None of these explains the bi-modality seen in the histogram. However, we can combine test-day information, which essentially is reflecting whether it is first or second trial splitting at day 5 (color = factor(TestDay>5)). Note that we also added group = factor(Judge), to ensure that the boxplots are grouped according to Judge, rather than according to factor(TestDay>5), as color also groups, but is overwritten by group.

ggplot(data = chili, aes(x = factor(Judge), y = AdLibg, group = factor(Judge), color = factor(TestDay>5))) +
  geom_boxplot() + geom_jitter()

This coloring shows a clear difference between trials, which explains the bi-modal distribution. It also explains why the two modes of the distribution are overlapping, and why the distribution is skewed. Because while most judges have consumed more during the first trial, some judges did the opposite - higher consumption during the second trial.

3.2 Scatter plots

Lets plot the consumption (AdLibg) as a function of LikingAppearance, and add a tendency line:

ggplot(data = chili, aes(x = LikingAppearance, y = AdLibg)) + 
  geom_point() + stat_smooth(formula = 'y ~ x', se = F)

This plot shows AdLibg on the y-axis plotted against LikingApperance on the x-axis, with stat_smooth() adding a tendency line. formula = 'y ~ x' specifies, that the tendency line should be fitted to reflect y as a function of x. se = F indicates that the standard error around the regression line should not be displayed. Try adding method = lm inside the brackets of stat_smooth(), and see how the line changes.

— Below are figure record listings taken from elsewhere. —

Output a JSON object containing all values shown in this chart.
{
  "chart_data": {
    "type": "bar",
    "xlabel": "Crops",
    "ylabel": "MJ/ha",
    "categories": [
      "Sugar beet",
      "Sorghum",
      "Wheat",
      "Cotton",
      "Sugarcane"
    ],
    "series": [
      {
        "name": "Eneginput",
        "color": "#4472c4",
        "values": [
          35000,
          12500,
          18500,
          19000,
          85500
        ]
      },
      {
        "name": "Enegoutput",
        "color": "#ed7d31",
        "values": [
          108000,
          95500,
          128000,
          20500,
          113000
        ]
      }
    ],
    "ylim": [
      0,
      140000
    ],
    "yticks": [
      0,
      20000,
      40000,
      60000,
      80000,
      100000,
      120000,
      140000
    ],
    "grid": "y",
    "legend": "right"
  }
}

Now, lets funk this up by splitting into test-days and get colors according to product:

ggplot(data = chili, aes(x = Hunger, y = AdLibg, color = Treatment)) + 
  geom_point() + stat_smooth(formula = 'y ~ x', se = F, method = lm) + 
  facet_wrap(~ TestDay>5)

The only thing added here is facet_wrap(~ TestDay>5). It adds a faceting layer to the plot, which allows you to create multiple small plots (facets) based on the values of a specific variable. Here, TestDay > 5 is used as the condition for faceting. It means that the data will be divided into facets based on the TestDay column, and each facet will show data points and smoothing lines for cases where the value of TestDay is lower and greater than 5, respectively.

The plot shows, that the tendency of food intake increasing with increased hunger, is true for all treatments, as well as during both trial days.

3.3 How to export plots

The plots shown in the Plots pane (lower right of RStudio) can be saved using the Export bottom.

You can also save the plots to a file using the ggsave()-function.

If you run ggsave() without specifying which plot to export, it will use the latest. You can also directly specify the plot to export:

myplot <- ggplot(data = chili, aes(Hunger,AdLibg, color = Treatment)) + 
  geom_point() + stat_smooth(se = F, method = lm) + facet_wrap(~ TestDay>5)

ggsave('./data/YourFolderForNicePlots/hunger_vs_consumption.pdf',myplot)

The first line of code saves the plot as a ggplot-object named myplot, and the second line saves the object myplot to the path that you specify ('./data/YourFolderForNicePlots/hunger_vs_consumption.pdf'),

ggsave() supports different formats (.png, .tiff, .pdf,…) and further allows for editing the size (height = , width = ). Just change the .pdf in to the format your need.